Event: “Tongues” by Jason Wee and Sean Tobin
Festival: M1 Singapore Fringe Festival’12 : Art & Faith
Venue: Gallery Theatre, National Museum of Singapore
Run: 16-19 February 2012
Cast: Nora Samosir, Serena Ho, Walter Hanna, Faizal Abdullah

M1 Fringe Fest ended last weekend and with much delay, here’s a short write-up of another play I caught. I wasn’t quite sure what I should make of it.
It had an unconventional structure in its presentation, which in my personal opinion, might not have been the best way.

The gist of it:
As the morgue temperature rises, 4 corpses awake in the midst of waiting for their identification and autopsy. As the temperature falls again (this happens a few times), they are thrown into dream-like scenarios and each different as the scene jumps.

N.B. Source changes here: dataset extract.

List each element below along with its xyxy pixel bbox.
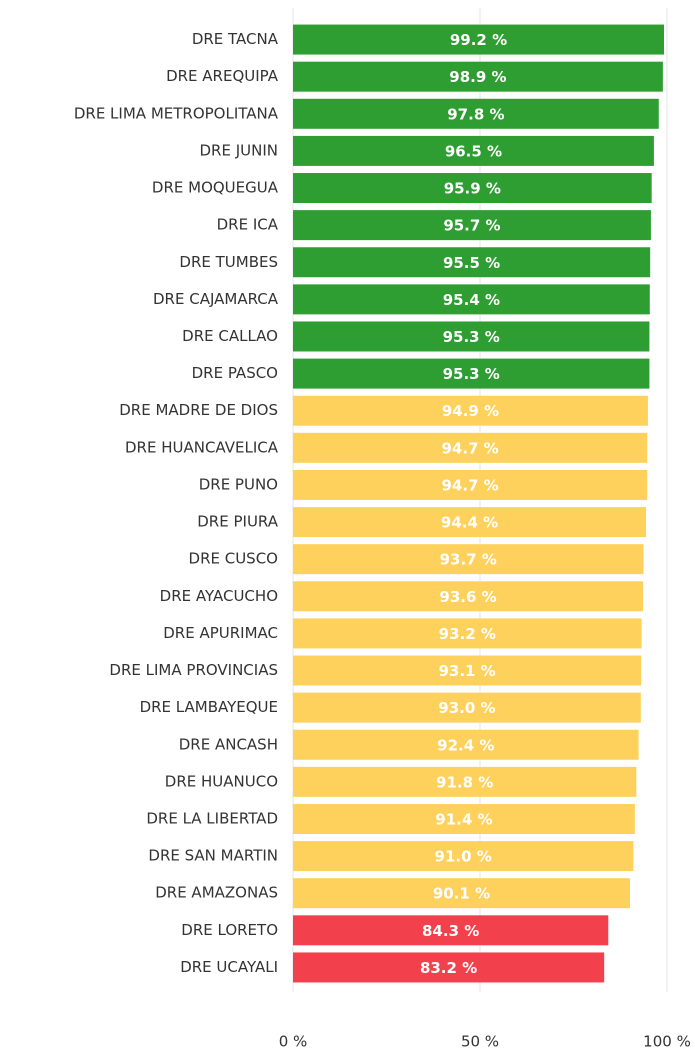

Starting off in a casual manner to “get the audience involved”, it was on the outset that it was probably meant to be that way, having the actors stroll into the theatre, and even “cuts” called by the director in the ongoing play. However, I found this too disruptive to the play, almost like it was a rehearsal, causing a jarring effect to the flow. I felt it would have been more impactful without those interruptions. Also, due to the many abrupt shifts in characters, it was a bit difficult to find the story behind each one, as it seems only snapshots were taken. Maybe it’s meant to be this way, that dream-like scenario.

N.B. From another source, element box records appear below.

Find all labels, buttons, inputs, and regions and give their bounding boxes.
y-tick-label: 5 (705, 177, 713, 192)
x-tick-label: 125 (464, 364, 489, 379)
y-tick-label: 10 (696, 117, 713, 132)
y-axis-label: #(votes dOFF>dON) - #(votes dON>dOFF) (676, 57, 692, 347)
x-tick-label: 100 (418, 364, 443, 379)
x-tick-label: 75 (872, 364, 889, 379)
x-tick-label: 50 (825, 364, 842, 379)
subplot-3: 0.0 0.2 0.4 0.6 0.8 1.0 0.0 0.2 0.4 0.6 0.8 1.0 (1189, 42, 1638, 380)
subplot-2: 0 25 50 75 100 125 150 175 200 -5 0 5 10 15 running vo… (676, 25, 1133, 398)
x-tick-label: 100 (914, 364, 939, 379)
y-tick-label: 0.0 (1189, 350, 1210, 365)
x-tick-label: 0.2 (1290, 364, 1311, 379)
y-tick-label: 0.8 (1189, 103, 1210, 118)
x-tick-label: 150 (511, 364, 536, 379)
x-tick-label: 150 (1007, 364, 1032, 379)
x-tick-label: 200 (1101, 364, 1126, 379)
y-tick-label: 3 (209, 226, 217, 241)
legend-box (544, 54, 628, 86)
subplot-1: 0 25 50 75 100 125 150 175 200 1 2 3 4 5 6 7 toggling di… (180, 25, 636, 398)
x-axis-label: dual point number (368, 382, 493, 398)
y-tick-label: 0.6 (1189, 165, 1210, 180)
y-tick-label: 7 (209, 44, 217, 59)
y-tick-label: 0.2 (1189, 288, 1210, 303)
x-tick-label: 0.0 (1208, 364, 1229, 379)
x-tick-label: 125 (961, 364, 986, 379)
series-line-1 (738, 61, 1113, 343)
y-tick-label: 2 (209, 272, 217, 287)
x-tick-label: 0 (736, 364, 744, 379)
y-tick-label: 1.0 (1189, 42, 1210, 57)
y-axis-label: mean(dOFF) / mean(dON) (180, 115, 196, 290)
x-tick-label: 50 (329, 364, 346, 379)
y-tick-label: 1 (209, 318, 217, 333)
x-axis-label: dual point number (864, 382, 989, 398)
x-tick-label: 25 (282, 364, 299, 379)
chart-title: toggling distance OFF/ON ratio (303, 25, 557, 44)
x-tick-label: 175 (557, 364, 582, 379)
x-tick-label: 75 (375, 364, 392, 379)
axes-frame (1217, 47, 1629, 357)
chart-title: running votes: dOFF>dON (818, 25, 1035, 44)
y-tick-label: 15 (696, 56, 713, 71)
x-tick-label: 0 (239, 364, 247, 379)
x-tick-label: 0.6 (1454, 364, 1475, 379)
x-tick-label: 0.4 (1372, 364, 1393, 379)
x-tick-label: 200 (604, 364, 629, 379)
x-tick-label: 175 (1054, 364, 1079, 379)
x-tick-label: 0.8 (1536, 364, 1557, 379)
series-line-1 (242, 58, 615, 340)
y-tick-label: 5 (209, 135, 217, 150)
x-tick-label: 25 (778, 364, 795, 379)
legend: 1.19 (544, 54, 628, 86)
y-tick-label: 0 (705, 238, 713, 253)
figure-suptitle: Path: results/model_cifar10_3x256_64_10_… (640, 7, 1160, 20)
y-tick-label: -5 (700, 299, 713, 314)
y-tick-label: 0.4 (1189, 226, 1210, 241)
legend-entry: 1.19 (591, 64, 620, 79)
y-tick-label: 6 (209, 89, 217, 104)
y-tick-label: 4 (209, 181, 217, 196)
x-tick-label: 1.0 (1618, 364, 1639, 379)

The religious theme was apparent, and at times, maybe even “offensive” or viewed as a mockery, inducing, I believe, some of the audience to walk out. Yes, it was a tad uncomfortable at some points, but I wanted to hear them out.
In the post-show dialogue, I found out that the inspiration came from Sean’s religious environment since young and also as a “compilation” of interviews and surveys with people and their views. It was meant to raise questions on what people think about religion, not a personal commentary on the part of both writers. I do wonder why the show was called “Tongues” though? Maybe due to the many voices of people? Or as corpses, there are many questions that you can no longer ask? Anything to do with the Tower of Babel?

One thing I liked about the show was the sound design by Dirk Stromberg. With its “surround” quality, it helped the audience through the scenes and I liked the way it was engineered. I also felt that the repeated scene at the end of “are you there, God?”, where one of the characters seeks answers from God, but doesn’t hear His replies even though He was there replying, was a nice touch. It had a somewhat different quality as compared to the earlier “interrupted” instance; I think the repeat made that poignant touch to the show.

So there, I guess that’s all I have for this show. Just another note, the book (published by Math Paper Press, 2012) was launched last Friday (24 Feb) at BooksActually.